Sein mutiges und entschiedenes Auftreten in der wohl gefährlichsten Phase des englischen Bauernaufstands von 1381 brachte dem erst 14-jährigen König einen Achtungserfolg ein – nicht nur im Volk, sondern auch bei seinen Gegnern aus dem Adel. Richard II. war der letzte männliche Vertreter einer Herrscherdynastie, die seit mehr als 200 Jahren das englische Inselreich regierte: der Plantagenets. Sie hatten acht Könige hervorgebracht, unter ihnen den legendären Richard Löwenherz. Unter ihrer Herrschaft war England zu einer Militärmacht aufgestiegen und die Magna Charta unterzeichnet worden, die bis heute als eines der bedeutendsten Rechtsdokumente auf dem Entwicklungsweg der modernen Demokratie gilt. Sie hatten das Parlament als beständige Einrichtung und die englische Sprache als Hauptsprache im Inselreich etabliert. Aber die Tage dieser Dynastie waren gezählt. Richard, der im Jahr 1367 im Palast von Bordeaux im englischen Fürstentum Aquitanien das Licht der Welt erblickte, sollte der letzte König aus der direkten Linie der Plantagenets sein.
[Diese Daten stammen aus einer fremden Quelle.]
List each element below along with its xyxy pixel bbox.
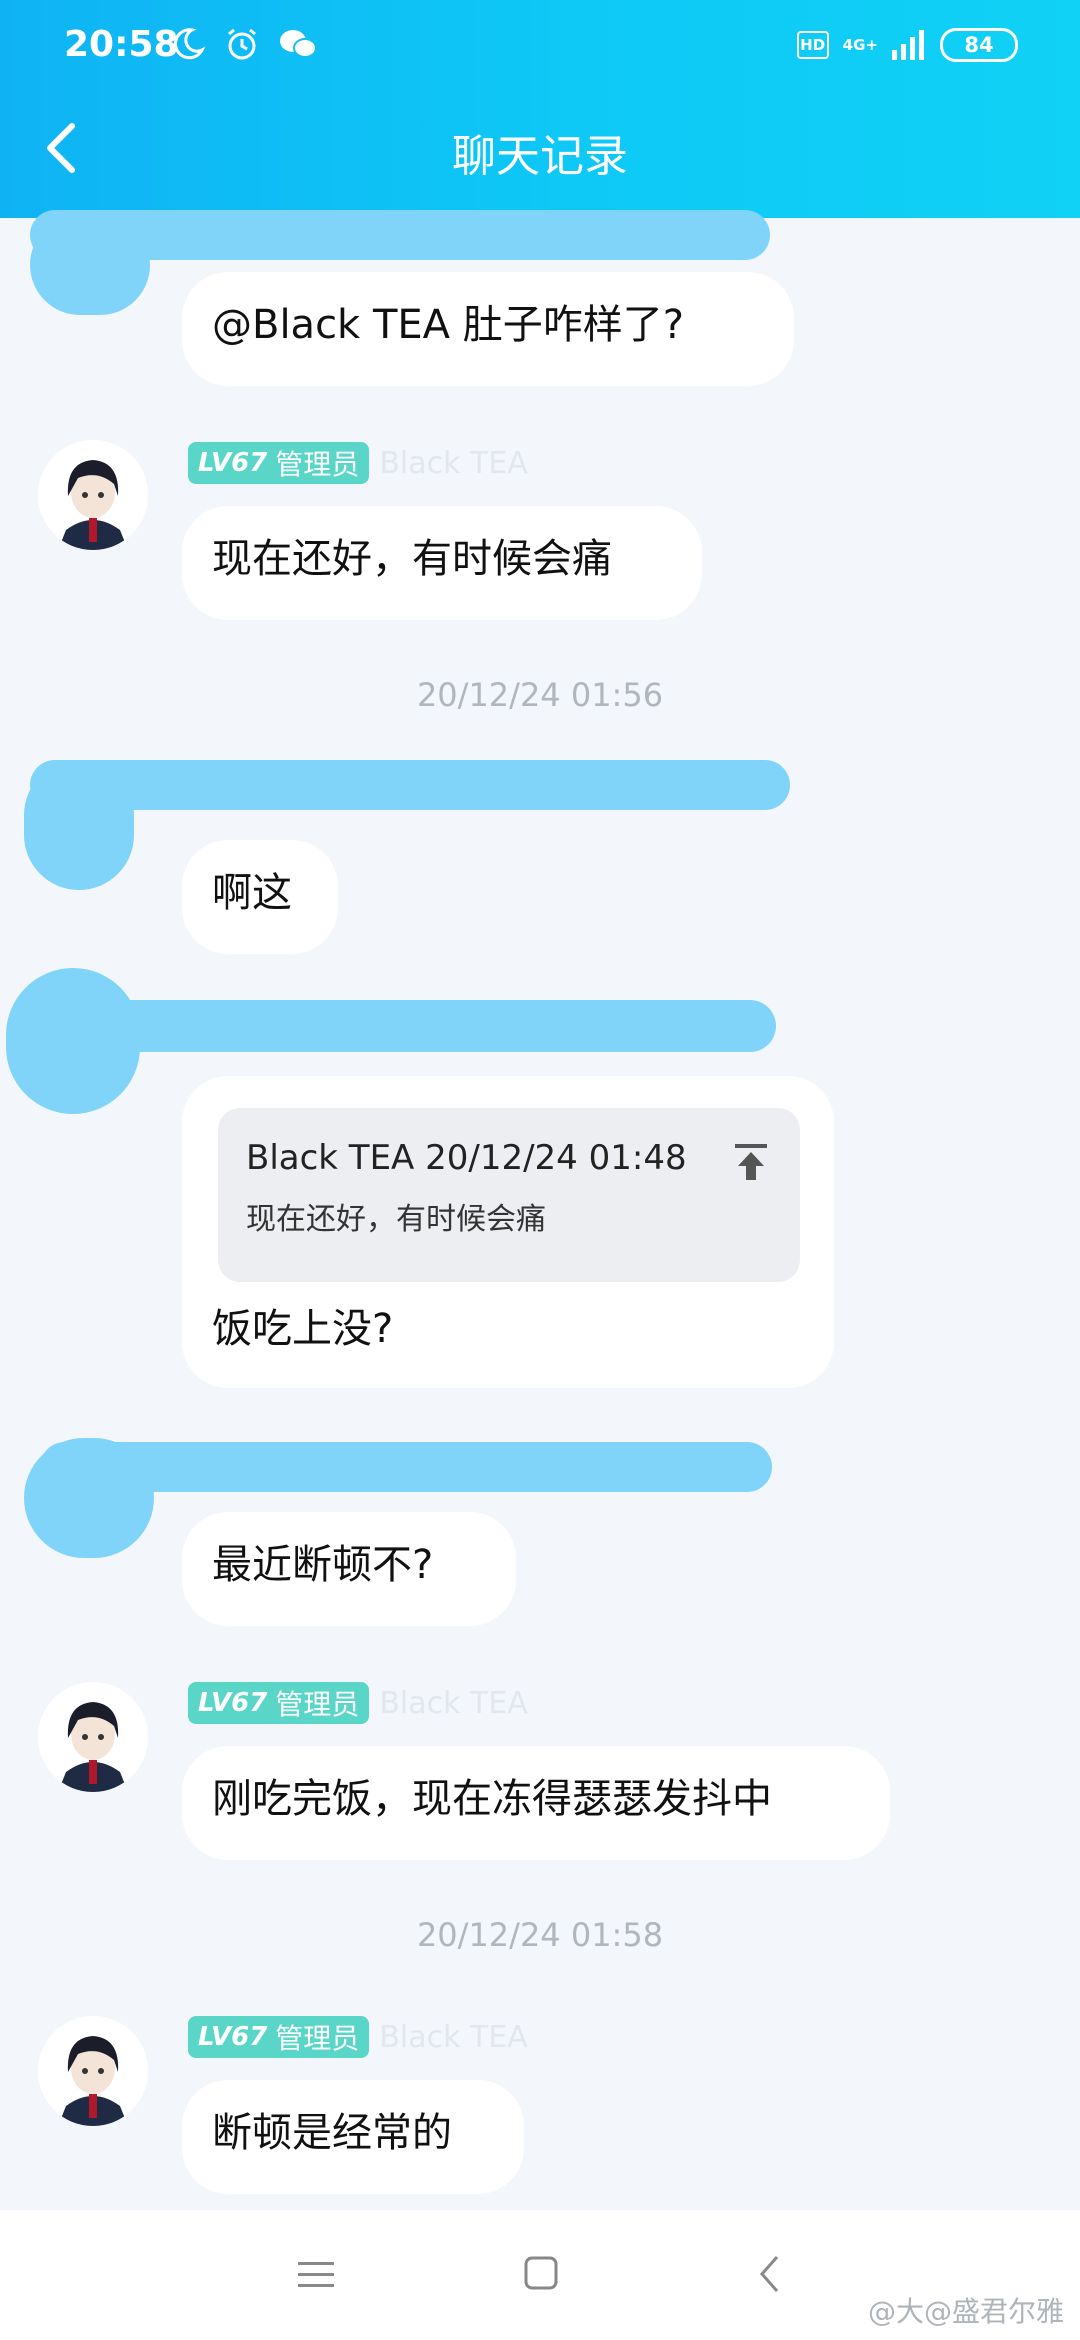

Kapitel 3: Königreich in Nöten

Richard war der jüngere Sohn des ruhmbedeckten Schwarzen Prinzen, der König geworden wäre, wenn er nicht noch vor seinem Vater Edward III. das Zeitliche gesegnet hätte. Auch sein Erstgeborener Eduard starb früh, sodass nun sein jüngerer Bruder Richard zum Prince of Wales erhoben wurde. Das ist seit jeher der offizielle Titel der englischen Thronfolger. Als sein königlicher Großvater im Jahr 1377 nach 50-jähriger Regierungszeit entschlief, erbte Richard im zarten Alter von zehn Jahren die Krone Englands. Am 16. Juli wurde er in der Westminster Abbey gekrönt. Weil er noch minderjährig war, stellte man ihm einen mehrköpfigen königlichen Rat zur Seite, der die Regierungsgeschäfte führen sollte. Im Hintergrund zog indessen ein Mann die Fäden, der John of Gaunt, 1. Duke of Lancaster hieß. Er war Richards jüngerer Onkel, hatte für dessen zunehmend kränkelnden Vater die Geschäfte geführt und war bei den adeligen Herren im Parlament äußerst unbeliebt, weil er wiederholt deren Machtbefugnisse in Frage gestellt hatte. Wir werden noch von ihm hören ...
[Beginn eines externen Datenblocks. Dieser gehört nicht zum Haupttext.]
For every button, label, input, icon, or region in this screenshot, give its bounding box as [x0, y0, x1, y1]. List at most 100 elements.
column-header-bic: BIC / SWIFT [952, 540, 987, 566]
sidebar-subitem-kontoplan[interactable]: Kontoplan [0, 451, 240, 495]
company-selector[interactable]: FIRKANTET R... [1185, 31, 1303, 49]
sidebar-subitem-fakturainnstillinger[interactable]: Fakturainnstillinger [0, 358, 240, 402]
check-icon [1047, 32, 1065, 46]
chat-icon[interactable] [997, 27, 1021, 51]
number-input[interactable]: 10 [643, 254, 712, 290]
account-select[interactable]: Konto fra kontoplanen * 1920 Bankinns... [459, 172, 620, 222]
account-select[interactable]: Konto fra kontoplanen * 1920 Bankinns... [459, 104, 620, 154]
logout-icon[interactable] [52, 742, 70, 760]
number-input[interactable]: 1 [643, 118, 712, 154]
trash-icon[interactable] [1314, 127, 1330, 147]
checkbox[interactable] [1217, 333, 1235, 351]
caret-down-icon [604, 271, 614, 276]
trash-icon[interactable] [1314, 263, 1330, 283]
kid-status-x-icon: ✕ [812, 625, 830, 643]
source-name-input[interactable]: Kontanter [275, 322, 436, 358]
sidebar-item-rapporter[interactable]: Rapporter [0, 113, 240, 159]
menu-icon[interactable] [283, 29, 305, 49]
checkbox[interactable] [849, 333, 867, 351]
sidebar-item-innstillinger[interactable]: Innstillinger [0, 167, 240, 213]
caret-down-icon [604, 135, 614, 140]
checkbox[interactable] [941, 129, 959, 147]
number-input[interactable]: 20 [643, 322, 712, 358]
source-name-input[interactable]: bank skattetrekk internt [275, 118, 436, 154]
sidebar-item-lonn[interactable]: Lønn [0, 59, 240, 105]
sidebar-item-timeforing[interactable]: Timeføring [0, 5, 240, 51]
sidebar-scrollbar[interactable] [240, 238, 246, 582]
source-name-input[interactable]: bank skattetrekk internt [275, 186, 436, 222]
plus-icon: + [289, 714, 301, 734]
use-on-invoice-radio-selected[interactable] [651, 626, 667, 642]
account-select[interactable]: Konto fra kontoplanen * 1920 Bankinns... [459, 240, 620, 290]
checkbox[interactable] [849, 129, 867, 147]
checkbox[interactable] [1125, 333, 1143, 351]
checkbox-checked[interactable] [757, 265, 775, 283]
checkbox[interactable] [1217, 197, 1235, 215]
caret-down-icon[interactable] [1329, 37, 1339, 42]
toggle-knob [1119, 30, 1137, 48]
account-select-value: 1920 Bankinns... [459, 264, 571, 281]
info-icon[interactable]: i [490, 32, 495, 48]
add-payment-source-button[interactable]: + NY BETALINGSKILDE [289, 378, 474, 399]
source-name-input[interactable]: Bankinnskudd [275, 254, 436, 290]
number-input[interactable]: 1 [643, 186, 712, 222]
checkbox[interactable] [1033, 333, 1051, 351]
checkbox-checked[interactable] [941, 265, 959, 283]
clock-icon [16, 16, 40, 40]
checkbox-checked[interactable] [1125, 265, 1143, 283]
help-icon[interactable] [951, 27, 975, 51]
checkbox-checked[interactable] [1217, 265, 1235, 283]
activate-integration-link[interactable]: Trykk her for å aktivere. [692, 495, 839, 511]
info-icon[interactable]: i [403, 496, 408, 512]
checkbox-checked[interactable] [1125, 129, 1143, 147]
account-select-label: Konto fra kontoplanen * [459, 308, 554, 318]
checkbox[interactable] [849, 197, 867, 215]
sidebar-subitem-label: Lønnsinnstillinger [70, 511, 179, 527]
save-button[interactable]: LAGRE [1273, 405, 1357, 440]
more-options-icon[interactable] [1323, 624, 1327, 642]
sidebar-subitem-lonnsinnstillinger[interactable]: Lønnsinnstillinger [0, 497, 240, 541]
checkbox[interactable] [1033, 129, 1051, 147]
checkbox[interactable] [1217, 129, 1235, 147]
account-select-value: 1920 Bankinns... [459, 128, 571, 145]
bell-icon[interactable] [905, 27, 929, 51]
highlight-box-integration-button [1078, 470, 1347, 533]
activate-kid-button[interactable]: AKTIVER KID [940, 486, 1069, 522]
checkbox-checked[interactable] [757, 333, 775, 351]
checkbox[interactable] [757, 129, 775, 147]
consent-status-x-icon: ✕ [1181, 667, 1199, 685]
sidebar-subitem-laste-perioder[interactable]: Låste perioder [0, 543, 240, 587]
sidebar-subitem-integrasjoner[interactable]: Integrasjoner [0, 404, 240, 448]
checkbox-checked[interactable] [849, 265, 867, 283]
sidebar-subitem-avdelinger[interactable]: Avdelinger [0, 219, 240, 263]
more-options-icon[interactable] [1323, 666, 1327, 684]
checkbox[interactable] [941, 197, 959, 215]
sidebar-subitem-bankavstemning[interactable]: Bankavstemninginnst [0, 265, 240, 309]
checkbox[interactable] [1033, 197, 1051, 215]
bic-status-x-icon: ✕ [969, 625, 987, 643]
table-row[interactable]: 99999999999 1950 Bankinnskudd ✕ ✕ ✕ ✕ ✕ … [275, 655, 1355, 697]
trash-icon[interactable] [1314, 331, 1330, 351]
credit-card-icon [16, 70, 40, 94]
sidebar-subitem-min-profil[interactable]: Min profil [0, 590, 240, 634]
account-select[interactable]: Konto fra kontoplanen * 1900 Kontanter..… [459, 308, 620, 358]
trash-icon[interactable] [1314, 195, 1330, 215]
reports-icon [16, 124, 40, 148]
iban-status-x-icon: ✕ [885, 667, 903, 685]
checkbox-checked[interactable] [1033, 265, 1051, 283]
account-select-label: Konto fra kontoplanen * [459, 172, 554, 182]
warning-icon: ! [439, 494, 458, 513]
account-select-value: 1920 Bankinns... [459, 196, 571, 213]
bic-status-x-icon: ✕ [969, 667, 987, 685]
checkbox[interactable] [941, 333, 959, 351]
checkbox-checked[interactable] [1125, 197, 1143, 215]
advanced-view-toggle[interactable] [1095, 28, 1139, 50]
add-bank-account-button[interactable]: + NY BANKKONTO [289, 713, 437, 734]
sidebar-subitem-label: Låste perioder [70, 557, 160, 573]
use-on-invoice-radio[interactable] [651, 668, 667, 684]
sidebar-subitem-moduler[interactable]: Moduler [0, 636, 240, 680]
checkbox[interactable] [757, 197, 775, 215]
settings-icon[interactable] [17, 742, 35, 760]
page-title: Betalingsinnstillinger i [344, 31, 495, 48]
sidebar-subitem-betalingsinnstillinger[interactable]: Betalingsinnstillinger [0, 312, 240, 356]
Aber der junge Richard II of England hatte von Beginn an keinen leichten Stand. Sein Reich steckte in einer tiefen Krise, die nicht nur durch den Hundertjährigen Krieg gegen Frankreich verursacht worden war, sondern auch durch die große Pestwelle, die Mitte des 14. Jahrhunderts auch über England geschwappt war. Je mehr Menschen an der Seuche starben, desto weniger Arbeitskräfte standen den adeligen Herren zur Verfügung. Für das mittelalterliche Wirtschaftswesen war das eine Katastrophe. Einige Grundherren versuchten, den Arbeitskräftemangel durch immer maßlosere Ausbeutung der Verbliebenen auszugleichen. Andere verlegten sich auf die Schafzucht. Doch deren Gewinne blieben nicht im Land, sie flossen in die Taschen reicher Händler auf dem Kontinent. Und schließlich kamen die hochadeligen Kreise Englands auf die Idee, die Rechte der Landarbeiter, Handwerker und sonstigen Bediensteten im Land durch neue Arbeitsgesetze zu beschneiden. Als sie schließlich auch noch eine Kopfsteuer einführten, die jeder Einwohner über 14 Jahre zu zahlen hatte, lief das Fass über. Aufstände brachen aus, die als peasants’ revolt in die Geschichte Englands eingehen sollten.

Kapitel 4: Der Bauernaufstand

Über Essex, Kent und Canterbury erreichten die Aufständischen die Hauptstadt London. Inzwischen verstärkten auch wütende Handwerker und andere kleine Leute das Bauernheer, das von einem Kriegsveteranen namens Wat Tyler angeführt wurde. Die Rebellen stürmten das Gefängnis und zündeten den Palast jenes Lords an, der die Kopfsteuer durchgesetzt hatte. Schließlich trat ihnen der junge König entgegen und sicherte ihnen am Ende nicht nur Straffreiheit, sondern auch eine Reihe von Erleichterungen zu – wenn sie nur wieder friedlich nach Hause gingen. Doch in den folgenden Wochen ließ Richard sie in ihren Hütten und Häusern aufstöbern, aburteilen und auf die Richtstätten schleppen. Mit diesem Wortbruch war das Ansehen des Königs im Volk dahin. Und auch seiner Macht über den Adel durfte er sich nicht mehr sicher sein. Es war sein eigener Onkel, der ältere der beiden Onkel diesmal, der sich gegen König Richard stellte: Thomas of Woodstock, 1. Duke of Gloucester. Denn der hatte seine eigenen Vorstellungen davon, wie es mit dem Königreich England weitergehen sollte.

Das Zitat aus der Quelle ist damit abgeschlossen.